Leaping from his window, the vampire landed beside the transient. The smell was awful, but not so awful as what had been in his room. With a kick, he woke the dirty man.
“Hellfire and damn you!”
It was a man, the face red with drink. The vampire looked down at this creature, studying him for any sign of a connection, for any evidence of a façade. He seemed real enough, whatever else.
“Move along,” he was about to say, but the words caught in his throat as the music of heaven rebounded in his mind like a migraine blurring his vision. Clutching his temples, the vampire stooped and groaned.
As the vampire tried to focus his eyes, the voice of Von Hyssop came softly in his ear:
“There is one more thing I must show you.”
A hand took his arm. Stumbling, he felt himself led down the sidewalk. The heat of a new day was building in the air, but the hand would not let him go, would not let him flee to the shadowed safety of his room.

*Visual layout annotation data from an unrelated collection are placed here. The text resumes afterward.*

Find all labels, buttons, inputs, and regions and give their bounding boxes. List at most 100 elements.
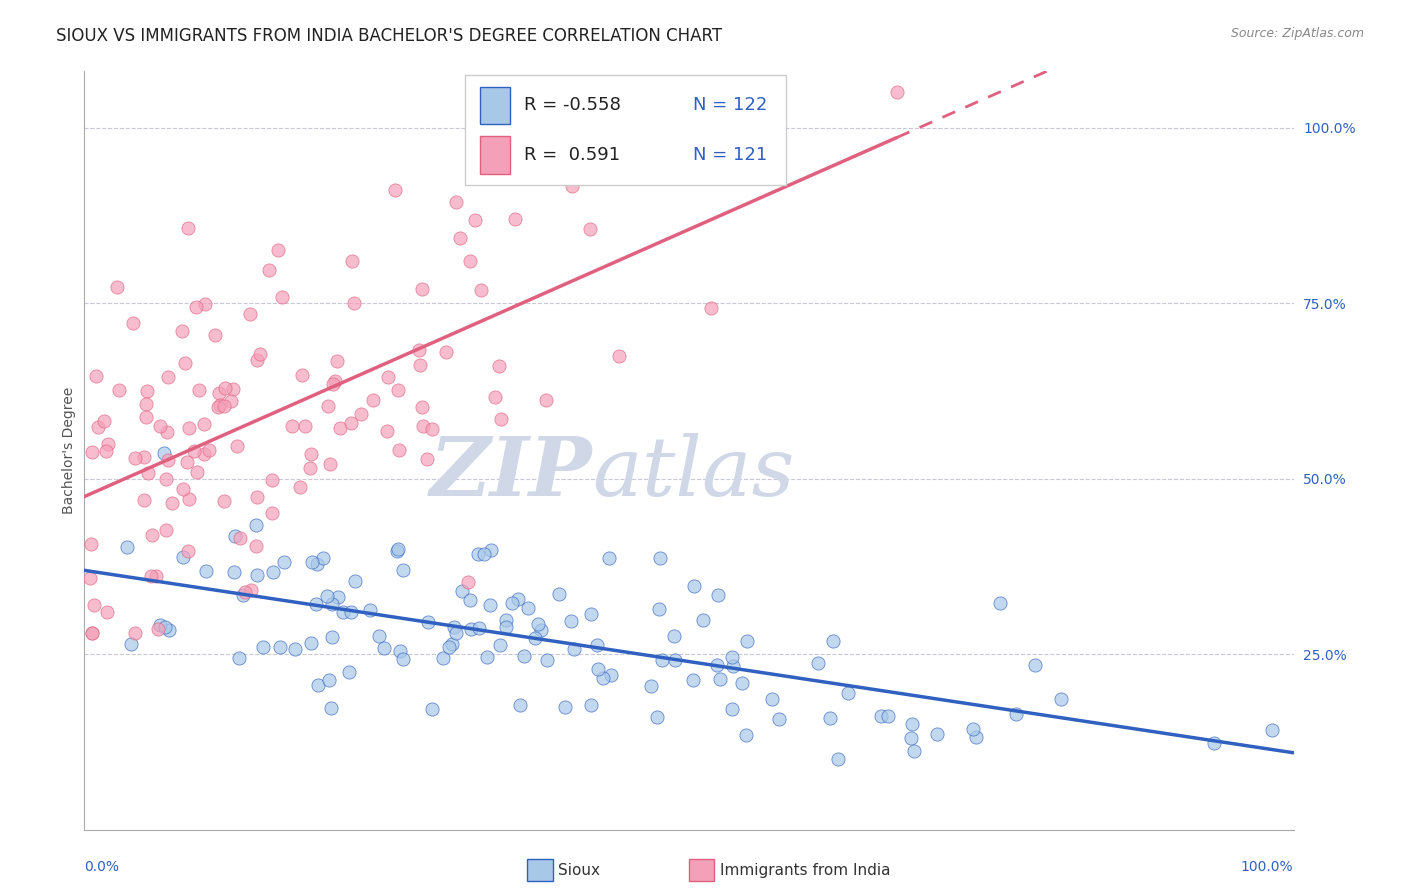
Point — [472, 548, 495, 562]
Point — [135, 409, 157, 424]
Point — [245, 568, 267, 582]
Point — [148, 622, 170, 636]
Point — [156, 425, 179, 440]
Point — [586, 638, 609, 652]
Point — [475, 650, 498, 665]
Point — [645, 710, 668, 724]
Point — [457, 575, 479, 590]
Point — [172, 482, 194, 496]
Point — [319, 457, 342, 471]
Point — [311, 550, 333, 565]
Point — [420, 422, 443, 436]
Point — [233, 584, 256, 599]
Point — [249, 347, 271, 361]
Point — [706, 658, 728, 673]
Point — [600, 667, 623, 681]
Point — [141, 569, 163, 583]
Point — [212, 494, 235, 508]
Point — [337, 665, 360, 680]
Point — [561, 179, 583, 194]
Point — [198, 443, 221, 458]
Point — [135, 397, 157, 411]
Point — [316, 400, 339, 414]
Text: 0.0%: 0.0% — [84, 860, 120, 874]
Point — [470, 283, 492, 297]
Point — [434, 344, 457, 359]
Point — [321, 597, 343, 611]
Point — [79, 571, 101, 585]
Point — [460, 622, 482, 636]
Point — [468, 621, 491, 635]
Point — [607, 349, 630, 363]
Point — [145, 569, 167, 583]
Point — [136, 384, 159, 398]
Point — [737, 634, 759, 648]
Point — [322, 377, 344, 392]
Point — [388, 644, 411, 658]
Point — [153, 446, 176, 460]
Point — [569, 91, 592, 105]
Point — [222, 382, 245, 396]
Point — [488, 359, 510, 373]
Point — [176, 544, 198, 558]
Point — [506, 592, 529, 607]
Point — [188, 383, 211, 397]
Point — [766, 86, 789, 100]
Point — [115, 540, 138, 554]
Point — [489, 638, 512, 652]
FancyBboxPatch shape — [479, 136, 510, 174]
Point — [176, 221, 198, 235]
Point — [149, 618, 172, 632]
Point — [534, 392, 557, 407]
Point — [120, 637, 142, 651]
Point — [1024, 657, 1046, 672]
Point — [807, 657, 830, 671]
Point — [648, 602, 671, 616]
Point — [592, 671, 614, 685]
Point — [136, 467, 159, 481]
Point — [260, 506, 283, 520]
Point — [900, 717, 922, 731]
Point — [527, 617, 550, 632]
Point — [132, 492, 155, 507]
Point — [176, 455, 198, 469]
Point — [246, 353, 269, 368]
Point — [440, 637, 463, 651]
Point — [174, 356, 197, 370]
Point — [224, 529, 246, 543]
Point — [692, 613, 714, 627]
Point — [664, 629, 686, 643]
Point — [495, 620, 517, 634]
Point — [245, 518, 267, 533]
Point — [172, 549, 194, 564]
Text: atlas: atlas — [592, 434, 794, 513]
Point — [318, 673, 340, 687]
Point — [177, 421, 200, 435]
Point — [886, 86, 908, 100]
Point — [271, 290, 294, 304]
Point — [1202, 736, 1225, 750]
Point — [240, 582, 263, 597]
Text: Source: ZipAtlas.com: Source: ZipAtlas.com — [1230, 27, 1364, 40]
Point — [503, 212, 526, 227]
Point — [184, 300, 207, 314]
Point — [266, 244, 288, 258]
Point — [124, 626, 146, 640]
Point — [422, 702, 444, 716]
Point — [484, 390, 506, 404]
Point — [464, 213, 486, 227]
Point — [245, 539, 267, 553]
FancyBboxPatch shape — [465, 75, 786, 186]
Point — [1049, 692, 1071, 706]
Point — [509, 698, 531, 712]
Point — [530, 623, 553, 637]
Point — [548, 587, 571, 601]
Point — [721, 701, 744, 715]
Point — [141, 528, 163, 542]
Point — [412, 419, 434, 434]
Point — [377, 369, 399, 384]
Point — [990, 596, 1012, 610]
Point — [578, 222, 600, 236]
Point — [359, 603, 381, 617]
Point — [97, 437, 120, 451]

“Look,” the voice commanded.
The vampire found that he could look. His eyes focused in on the image. He was face to face with another corpse whose long white hair seemed to be made from the whisps of cobwebs. The skin was all there, pulled tight like leather around the bone. It was white as the hair. The eyes were bloodshot, colorless, cruel, evil; the vampire hated the eyes gazing at him.
“Who’s this?” he asked, but in asking, he knew. He watched the face’s mouth move as his moved.
“This is what you are. Ugly, despicable, a ruin of a man.”
The iron grip around his arm let go.
“The sun will rise soon,” proclaimed the corpse of Von Hyssop. “You can either meet it or flee, but if you truly wanted beauty, if there is anything left in you of the man you were, come and see.”